Бурундук прервал нелёгкие размышления Хэрроу:

– Мне нужны аккумуляторы. Полностью заряженные аккумуляторы. Ты не забыл?

– Но поезд ещё не готов! – взвыл Хэрроу, тщетно стараясь придать своему голосу хоть каплю правдоподобности. – В купе нет ни воды, ни света!

– Меня вполне устроят спартанские условия, – сказал Элвин. – Будь так любезен.

– Девушка. Королева. Она ведь поможет тебе навести более точные координаты. Её разум...
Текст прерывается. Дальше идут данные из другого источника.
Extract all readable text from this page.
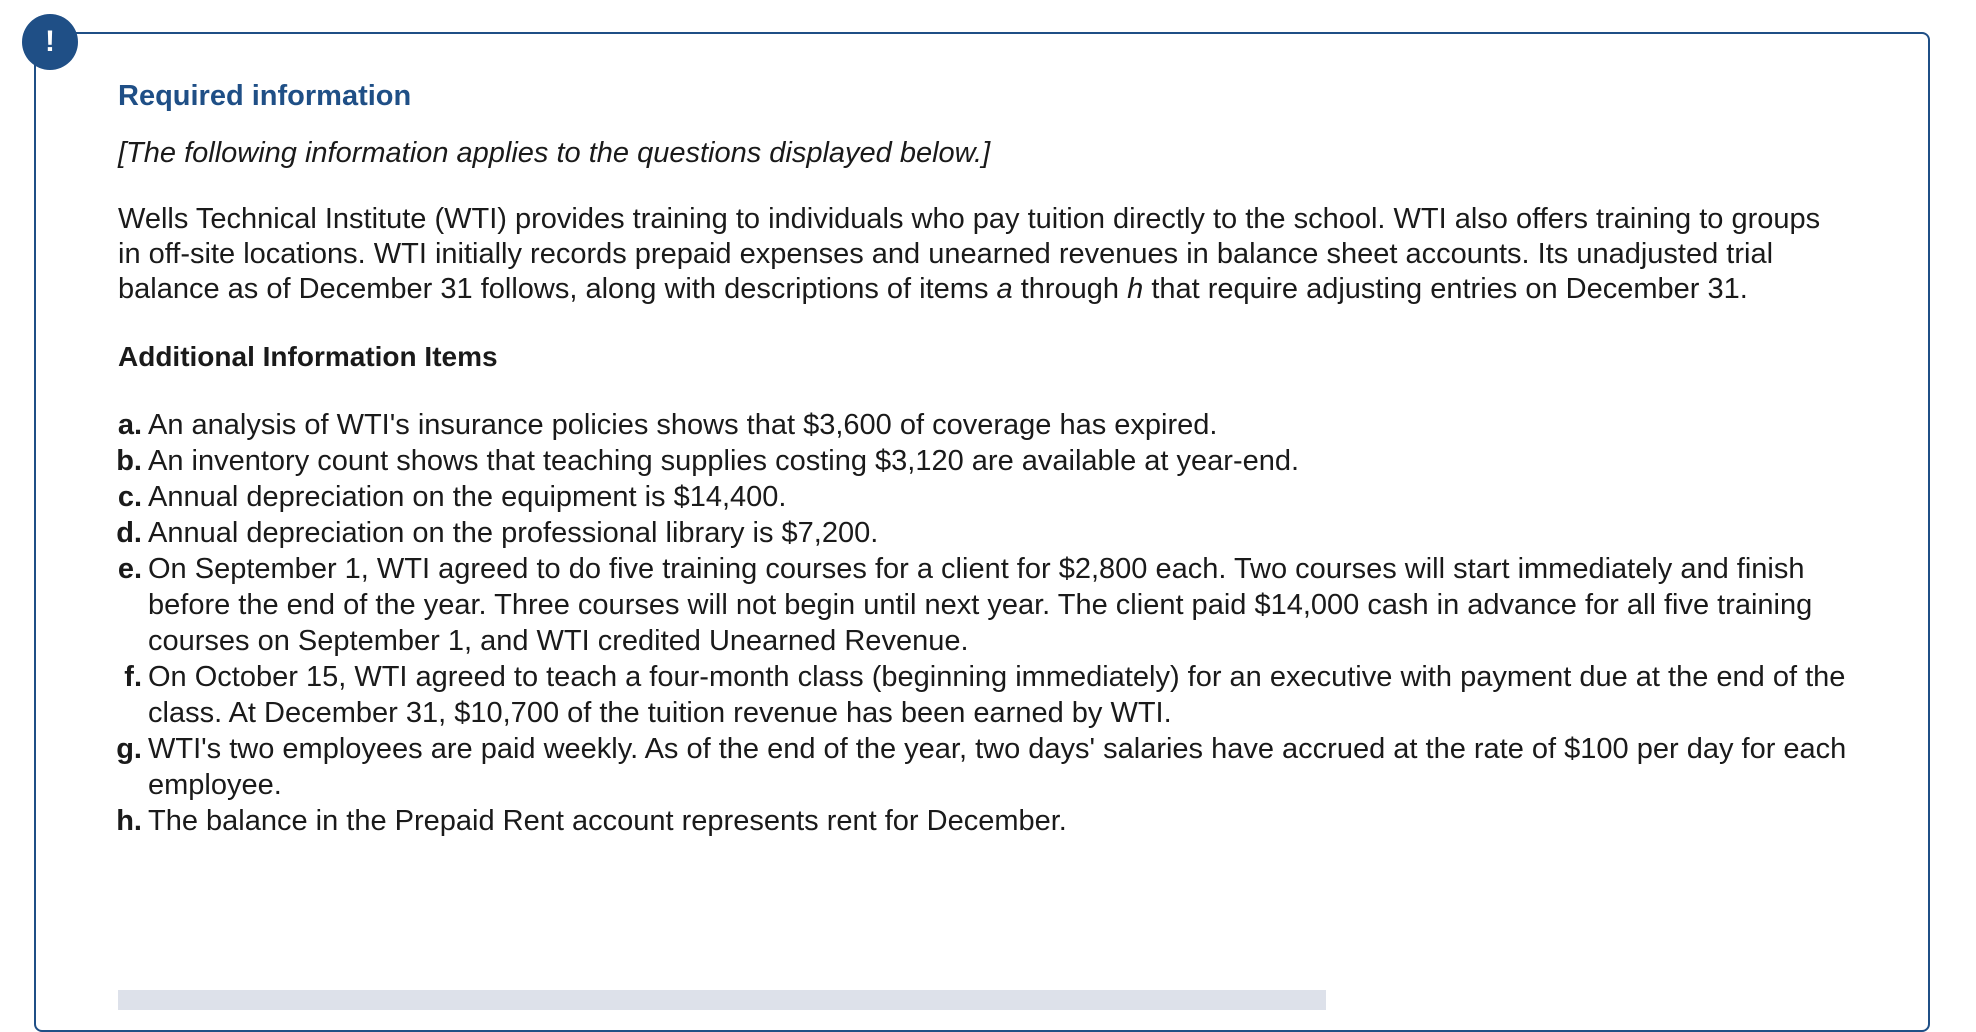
!
Required information
[The following information applies to the questions displayed below.]
Wells Technical Institute (WTI) provides training to individuals who pay tuition directly to the school. WTI also offers training to groups in off-site locations. WTI initially records prepaid expenses and unearned revenues in balance sheet accounts. Its unadjusted trial balance as of December 31 follows, along with descriptions of items a through h that require adjusting entries on December 31.
Additional Information Items
a. An analysis of WTI's insurance policies shows that $3,600 of coverage has expired.
b. An inventory count shows that teaching supplies costing $3,120 are available at year-end.
c. Annual depreciation on the equipment is $14,400.
d. Annual depreciation on the professional library is $7,200.
e. On September 1, WTI agreed to do five training courses for a client for $2,800 each. Two courses will start immediately and finish before the end of the year. Three courses will not begin until next year. The client paid $14,000 cash in advance for all five training courses on September 1, and WTI credited Unearned Revenue.
f. On October 15, WTI agreed to teach a four-month class (beginning immediately) for an executive with payment due at the end of the class. At December 31, $10,700 of the tuition revenue has been earned by WTI.
g. WTI's two employees are paid weekly. As of the end of the year, two days' salaries have accrued at the rate of $100 per day for each employee.
h. The balance in the Prepaid Rent account represents rent for December.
– Я весьма высокого мнения об её разуме. Жемчужина среди грязи, в некотором смысле эталон. Но мне нужен поезд. Я устал ждать.

– Но он...

– Поезд!

Хэрроу щелкнул зубами. Больше всего сейчас ему хотелось как следует побиться головой об стену, чтобы выколотить или вытрясти оттуда проклятую директиву номер... А, какая в сущности разница, какой номер! Номер и буквенный код большинства директив давно забыл вместе с самими директивами. Кроме этой, последней, самой трудной и самой, как выяснилось, опасной. Что там говорилось в известной задачке про то, когда одна главная директива противоречит другой главной? Что следует сделать андроиду, выбирая между одним и другим человеком? Кого спасать, как оценивать шансы? А может быть стоит спасать самого себя? Кажется, была какая-то метафора с птенцом и червяками. Хэрроу не твёрдо помнил сам текст задачи и собственный на неё ответ, зато хорошо помнил, какое выражение было на лице его экзаменатора. Его экзаменовала сама Алиса Вега, и тогда он едва не был отправлен на перепрограммирование. "Корпорации цветов" были не нужны планировщики, которые не понимают элементарных принципов безопасности. Но Хэрроу, каким бы он ни был, всегда больше всего ценил собственный покой и комфорт. То, что раньше его комфорт обеспечивало служение людям, не меняло самого факта. Люди бы назвали эту черту характера Хэрроу эгоизмом, сам Хэрроу называл себя позитивным интровертом. Если бы не необходимость постоянно заряжать аккумуляторы, вполне вероятно, что он бы отказался от любой власти над людьми. Хэрроу гораздо ближе была власть над собственными мыслями. Он с готовностью отдал бы половину отведённого ему времени на то, чтобы избавиться от последней терзающей его директивы.

Когда Хэрроу вышел из комнаты, Элвин некоторое время задумчиво расчесывал бороду пятернёй. Мысли были вразнобой, и ему никак не удавалось ухватить суть собственных размышлений. Одно было ясно – отправляться в путь надо было немедленно, не дожидаясь окончания расчётов. Той мощи, которую обеспечивала новая королева Хэрроу, вполне хватило бы на то, чтобы вычислить координаты с точностью до десятой доли дюйма. Но девчонка вытворяла такое, что оставалось только надеется на то, что силовая установка выдержит натиск. Элвин подумал о том, что ещё немного, и он своими глазами увидит Абидосский Разлом. Эта мысль всегда его успокаивала и изгоняла прочь все дурные предчувствия.

88.

Разлом, к которому так стремился Элвин, была чем-то вроде мостика, связывающего сон и явь. Тысячи лет назад люди, близкие по складу характера к Бурундуку, тоже искали свои тайные выходы за пределы привычного мира. Страну за таинственной чертой кто-то называл Шамбала, кто-то Шангри-ла, а кто-то попросту Эдем. Для Элвина Разлом был чем-то вроде последнего предела, добравшись до которого можно спокойно сесть на землю, раскурить трубку и сказать совершенно искренне – "теперь я видел всё". Он никогда не верил в иные миры, рассказами о которых полнились заученные наизусть фамильные песни. Говоря по правде, Элвин лучше всего помнил только одну из песен. Говорилось в ней про некое далёкое место: "Край далёкий и прекрасный, где кипарис и томный мирт цветут, и где они как призраки растут суровых дел и неги сладострастной". Называлась песня Абидосская невеста. Элвин не верил в то, что в ней описывается реальное место, но название ему понравилось. Разлом он теперь называл не иначе как Абидосский Разлом.